My running theory is that food and diets are so intricately bound to our identities that they become a shorthand for judgment. As an example, a little half-joke that I stumbled across online some weeks ago goes like this:
Q: A Vegetarian, an Atheist, and a Crossfitter, all walk into a bar. How do you tell which one is which?
A: Don’t worry about it. They’ll tell you.
I happen to subscribe to the first two of those labels, and I’m a somewhat critical but optimistic supporter of the third. And yes, absolutely, some of us within these and other movements can get a little zealous, especially early on, and forget that not everyone around us is on the same ethical journey that we are. We can react poorly to their actions. That is on us.
What is troubling, however, is a belief that rejection of one aspect of a lifestyle is a judgment against all who embody that aspect. I have at times felt like a cultural traitor for rejecting an essential element of my parents’ diet. I think people who look down on me for rejecting meat may make an assumption that I might be looking down on them myself, that I might be in concert with the condescension that comes out of my own movement.
I’ve often wondered what these folks might think if I tell them that I often feel at odds with that very community. I mentioned earlier that veganism would be the more effective choice in handling the issues that drive my new lifestyle — and I’ve been told more than once by people within the vegan community that, by continuing to eat eggs and consume dairy, I’m supporting some horrible enterprises.
They’re right. Dairy cows are strapped to machines literally called “rape racks” and regularly kept pregnant via machine-based artificial insemination; their male offspring, because they cannot produce milk, are regularly sold for veal; chickens kept for egg laying are typically kept in confined spaces and selected for laying more eggs in spite of propensities for obesity and disease.
I understand every bit of this, and I choose to continue to consume these products (albeit in a limited capacity). For the past month, I’ve been “vegan-at-home, vegetarian-in-the-street” because frankly, it can be hard to find vegan options where I currently reside. I do the best I can, but it isn’t always good enough for the hardcores of my own movement.
That leaves me as an in-between. I am shamed on both sides by peers who should view my food consumption as none of their business. Food is among the most personal choices we can make, right there with whom we love and where we live. Like each of those, it is also necessarily political, based as much on race and privilege and class and even biology as it is on our own desires and free will.

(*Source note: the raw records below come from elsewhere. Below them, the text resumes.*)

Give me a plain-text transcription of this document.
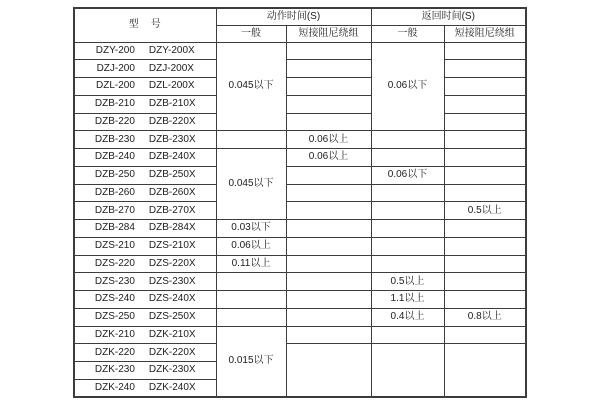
型　号	动作时间(S)		返回时间(S)	
	一般	短接阻尼绕组	一般	短接阻尼绕组
DZY-200 DZY-200X	0.045以下		0.06以下	
DZJ-200 DZJ-200X				
DZL-200 DZL-200X				
DZB-210 DZB-210X				
DZB-220 DZB-220X				
DZB-230 DZB-230X		0.06以上		
DZB-240 DZB-240X	0.045以下	0.06以上		
DZB-250 DZB-250X			0.06以下	
DZB-260 DZB-260X				
DZB-270 DZB-270X				0.5以上
DZB-284 DZB-284X	0.03以下			
DZS-210 DZS-210X	0.06以上			
DZS-220 DZS-220X	0.11以上			
DZS-230 DZS-230X			0.5以上	
DZS-240 DZS-240X			1.1以上	
DZS-250 DZS-250X			0.4以上	0.8以上
DZK-210 DZK-210X	0.015以下			
DZK-220 DZK-220X				
DZK-230 DZK-230X				
DZK-240 DZK-240X				
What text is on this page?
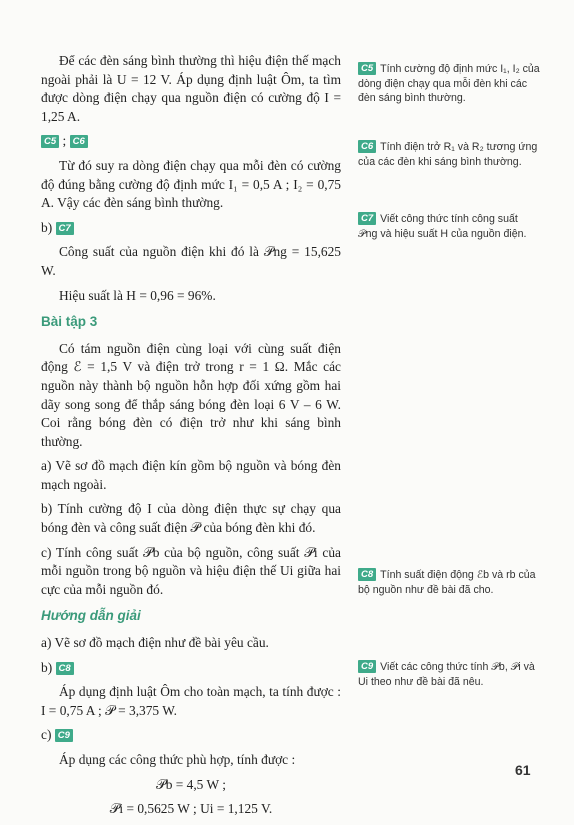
Để các đèn sáng bình thường thì hiệu điện thế mạch ngoài phải là U = 12 V. Áp dụng định luật Ôm, ta tìm được dòng điện chạy qua nguồn điện có cường độ I = 1,25 A.

C5 ; C6

Từ đó suy ra dòng điện chạy qua mỗi đèn có cường độ đúng bằng cường độ định mức I₁ = 0,5 A ; I₂ = 0,75 A. Vậy các đèn sáng bình thường.

b) C7

Công suất của nguồn điện khi đó là 𝒫ng = 15,625 W.

Hiệu suất là H = 0,96 = 96%.

Bài tập 3

Có tám nguồn điện cùng loại với cùng suất điện động ℰ = 1,5 V và điện trở trong r = 1 Ω. Mắc các nguồn này thành bộ nguồn hỗn hợp đối xứng gồm hai dãy song song để thắp sáng bóng đèn loại 6 V – 6 W. Coi rằng bóng đèn có điện trở như khi sáng bình thường.

a) Vẽ sơ đồ mạch điện kín gồm bộ nguồn và bóng đèn mạch ngoài.

b) Tính cường độ I của dòng điện thực sự chạy qua bóng đèn và công suất điện 𝒫 của bóng đèn khi đó.

c) Tính công suất 𝒫b của bộ nguồn, công suất 𝒫i của mỗi nguồn trong bộ nguồn và hiệu điện thế Ui giữa hai cực của mỗi nguồn đó.

Hướng dẫn giải

a) Vẽ sơ đồ mạch điện như đề bài yêu cầu.

b) C8

Áp dụng định luật Ôm cho toàn mạch, ta tính được : I = 0,75 A ; 𝒫 = 3,375 W.

c) C9

Áp dụng các công thức phù hợp, tính được :

𝒫b = 4,5 W ;

𝒫i = 0,5625 W ; Ui = 1,125 V.

C5 Tính cường độ định mức I₁, I₂ của dòng điện chạy qua mỗi đèn khi các đèn sáng bình thường.
C6 Tính điện trở R₁ và R₂ tương ứng của các đèn khi sáng bình thường.
C7 Viết công thức tính công suất 𝒫ng và hiệu suất H của nguồn điện.
C8 Tính suất điện động ℰb và rb của bộ nguồn như đề bài đã cho.
C9 Viết các công thức tính 𝒫b, 𝒫i và Ui theo như đề bài đã nêu.
61
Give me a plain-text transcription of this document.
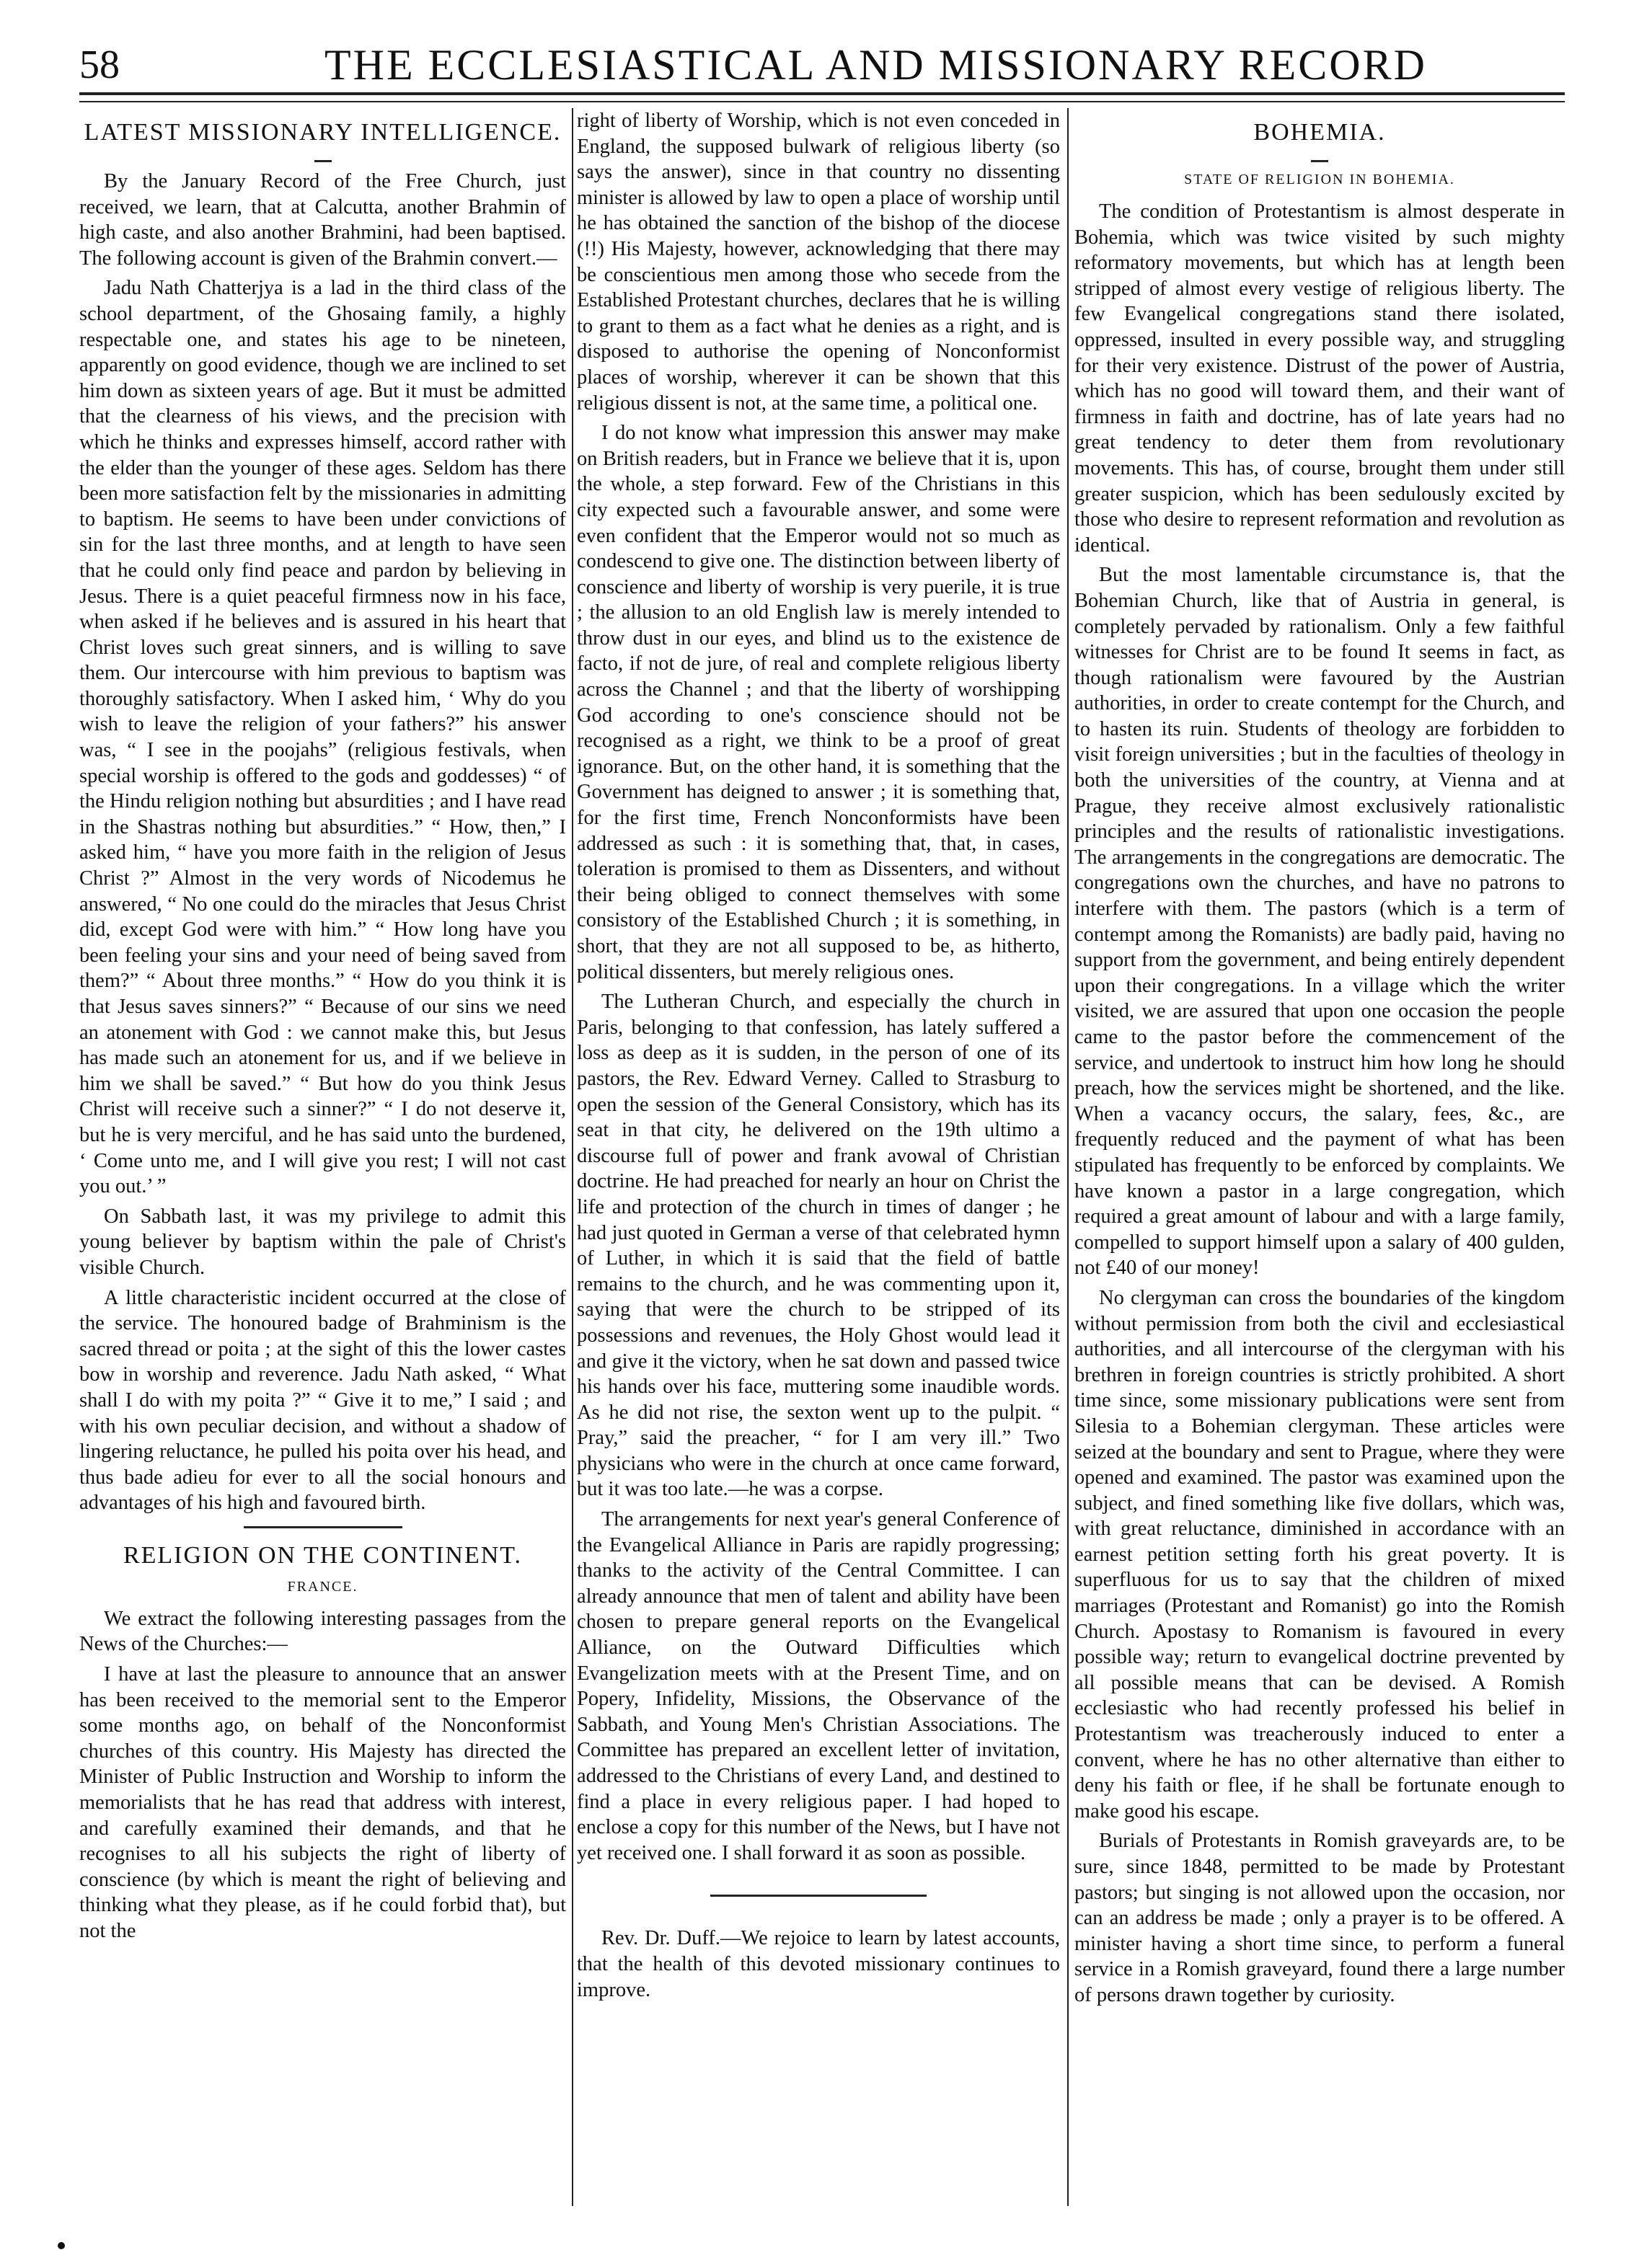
58	THE ECCLESIASTICAL AND MISSIONARY RECORD
LATEST MISSIONARY INTELLIGENCE.

By the January Record of the Free Church, just received, we learn, that at Calcutta, another Brahmin of high caste, and also another Brahmini, had been baptised. The following account is given of the Brahmin convert.—

Jadu Nath Chatterjya is a lad in the third class of the school department, of the Ghosaing family, a highly respectable one, and states his age to be nineteen, apparently on good evidence, though we are inclined to set him down as sixteen years of age. But it must be admitted that the clearness of his views, and the precision with which he thinks and expresses himself, accord rather with the elder than the younger of these ages. Seldom has there been more satisfaction felt by the missionaries in admitting to baptism. He seems to have been under convictions of sin for the last three months, and at length to have seen that he could only find peace and pardon by believing in Jesus. There is a quiet peaceful firmness now in his face, when asked if he believes and is assured in his heart that Christ loves such great sinners, and is willing to save them. Our intercourse with him previous to baptism was thoroughly satisfactory. When I asked him, ‘ Why do you wish to leave the religion of your fathers?” his answer was, “ I see in the poojahs” (religious festivals, when special worship is offered to the gods and goddesses) “ of the Hindu religion nothing but absurdities ; and I have read in the Shastras nothing but absurdities.” “ How, then,” I asked him, “ have you more faith in the religion of Jesus Christ ?” Almost in the very words of Nicodemus he answered, “ No one could do the miracles that Jesus Christ did, except God were with him.” “ How long have you been feeling your sins and your need of being saved from them?” “ About three months.” “ How do you think it is that Jesus saves sinners?” “ Because of our sins we need an atonement with God : we cannot make this, but Jesus has made such an atonement for us, and if we believe in him we shall be saved.” “ But how do you think Jesus Christ will receive such a sinner?” “ I do not deserve it, but he is very merciful, and he has said unto the burdened, ‘ Come unto me, and I will give you rest; I will not cast you out.’ ”

On Sabbath last, it was my privilege to admit this young believer by baptism within the pale of Christ's visible Church.

A little characteristic incident occurred at the close of the service. The honoured badge of Brahminism is the sacred thread or poita ; at the sight of this the lower castes bow in worship and reverence. Jadu Nath asked, “ What shall I do with my poita ?” “ Give it to me,” I said ; and with his own peculiar decision, and without a shadow of lingering reluctance, he pulled his poita over his head, and thus bade adieu for ever to all the social honours and advantages of his high and favoured birth.

RELIGION ON THE CONTINENT.
FRANCE.

We extract the following interesting passages from the News of the Churches:—

I have at last the pleasure to announce that an answer has been received to the memorial sent to the Emperor some months ago, on behalf of the Nonconformist churches of this country. His Majesty has directed the Minister of Public Instruction and Worship to inform the memorialists that he has read that address with interest, and carefully examined their demands, and that he recognises to all his subjects the right of liberty of conscience (by which is meant the right of believing and thinking what they please, as if he could forbid that), but not the

right of liberty of Worship, which is not even conceded in England, the supposed bulwark of religious liberty (so says the answer), since in that country no dissenting minister is allowed by law to open a place of worship until he has obtained the sanction of the bishop of the diocese (!!) His Majesty, however, acknowledging that there may be conscientious men among those who secede from the Established Protestant churches, declares that he is willing to grant to them as a fact what he denies as a right, and is disposed to authorise the opening of Nonconformist places of worship, wherever it can be shown that this religious dissent is not, at the same time, a political one.

I do not know what impression this answer may make on British readers, but in France we believe that it is, upon the whole, a step forward. Few of the Christians in this city expected such a favourable answer, and some were even confident that the Emperor would not so much as condescend to give one. The distinction between liberty of conscience and liberty of worship is very puerile, it is true ; the allusion to an old English law is merely intended to throw dust in our eyes, and blind us to the existence de facto, if not de jure, of real and complete religious liberty across the Channel ; and that the liberty of worshipping God according to one's conscience should not be recognised as a right, we think to be a proof of great ignorance. But, on the other hand, it is something that the Government has deigned to answer ; it is something that, for the first time, French Nonconformists have been addressed as such : it is something that, that, in cases, toleration is promised to them as Dissenters, and without their being obliged to connect themselves with some consistory of the Established Church ; it is something, in short, that they are not all supposed to be, as hitherto, political dissenters, but merely religious ones.

The Lutheran Church, and especially the church in Paris, belonging to that confession, has lately suffered a loss as deep as it is sudden, in the person of one of its pastors, the Rev. Edward Verney. Called to Strasburg to open the session of the General Consistory, which has its seat in that city, he delivered on the 19th ultimo a discourse full of power and frank avowal of Christian doctrine. He had preached for nearly an hour on Christ the life and protection of the church in times of danger ; he had just quoted in German a verse of that celebrated hymn of Luther, in which it is said that the field of battle remains to the church, and he was commenting upon it, saying that were the church to be stripped of its possessions and revenues, the Holy Ghost would lead it and give it the victory, when he sat down and passed twice his hands over his face, muttering some inaudible words. As he did not rise, the sexton went up to the pulpit. “ Pray,” said the preacher, “ for I am very ill.” Two physicians who were in the church at once came forward, but it was too late.—he was a corpse.

The arrangements for next year's general Conference of the Evangelical Alliance in Paris are rapidly progressing; thanks to the activity of the Central Committee. I can already announce that men of talent and ability have been chosen to prepare general reports on the Evangelical Alliance, on the Outward Difficulties which Evangelization meets with at the Present Time, and on Popery, Infidelity, Missions, the Observance of the Sabbath, and Young Men's Christian Associations. The Committee has prepared an excellent letter of invitation, addressed to the Christians of every Land, and destined to find a place in every religious paper. I had hoped to enclose a copy for this number of the News, but I have not yet received one. I shall forward it as soon as possible.

Rev. Dr. Duff.—We rejoice to learn by latest accounts, that the health of this devoted missionary continues to improve.

BOHEMIA.
STATE OF RELIGION IN BOHEMIA.

The condition of Protestantism is almost desperate in Bohemia, which was twice visited by such mighty reformatory movements, but which has at length been stripped of almost every vestige of religious liberty. The few Evangelical congregations stand there isolated, oppressed, insulted in every possible way, and struggling for their very existence. Distrust of the power of Austria, which has no good will toward them, and their want of firmness in faith and doctrine, has of late years had no great tendency to deter them from revolutionary movements. This has, of course, brought them under still greater suspicion, which has been sedulously excited by those who desire to represent reformation and revolution as identical.

But the most lamentable circumstance is, that the Bohemian Church, like that of Austria in general, is completely pervaded by rationalism. Only a few faithful witnesses for Christ are to be found It seems in fact, as though rationalism were favoured by the Austrian authorities, in order to create contempt for the Church, and to hasten its ruin. Students of theology are forbidden to visit foreign universities ; but in the faculties of theology in both the universities of the country, at Vienna and at Prague, they receive almost exclusively rationalistic principles and the results of rationalistic investigations. The arrangements in the congregations are democratic. The congregations own the churches, and have no patrons to interfere with them. The pastors (which is a term of contempt among the Romanists) are badly paid, having no support from the government, and being entirely dependent upon their congregations. In a village which the writer visited, we are assured that upon one occasion the people came to the pastor before the commencement of the service, and undertook to instruct him how long he should preach, how the services might be shortened, and the like. When a vacancy occurs, the salary, fees, &c., are frequently reduced and the payment of what has been stipulated has frequently to be enforced by complaints. We have known a pastor in a large congregation, which required a great amount of labour and with a large family, compelled to support himself upon a salary of 400 gulden, not £40 of our money!

No clergyman can cross the boundaries of the kingdom without permission from both the civil and ecclesiastical authorities, and all intercourse of the clergyman with his brethren in foreign countries is strictly prohibited. A short time since, some missionary publications were sent from Silesia to a Bohemian clergyman. These articles were seized at the boundary and sent to Prague, where they were opened and examined. The pastor was examined upon the subject, and fined something like five dollars, which was, with great reluctance, diminished in accordance with an earnest petition setting forth his great poverty. It is superfluous for us to say that the children of mixed marriages (Protestant and Romanist) go into the Romish Church. Apostasy to Romanism is favoured in every possible way; return to evangelical doctrine prevented by all possible means that can be devised. A Romish ecclesiastic who had recently professed his belief in Protestantism was treacherously induced to enter a convent, where he has no other alternative than either to deny his faith or flee, if he shall be fortunate enough to make good his escape.

Burials of Protestants in Romish graveyards are, to be sure, since 1848, permitted to be made by Protestant pastors; but singing is not allowed upon the occasion, nor can an address be made ; only a prayer is to be offered. A minister having a short time since, to perform a funeral service in a Romish graveyard, found there a large number of persons drawn together by curiosity.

The tenets of radical self-love state that we must stand by our principles and choices in the face of any shame coming from any source, be it family or community or strangers. I choose to do so with a gleaming smile — and, perhaps, a chunk of spinach stuck between incisors. As far as anyone else is concerned, their only responsibility is letting me know that it’s there.
[Headline image: The photograph features a person, shoulders down, pushing a bicycle that is carrying an assortment of fruits, vegetables, and a loaf of bread.]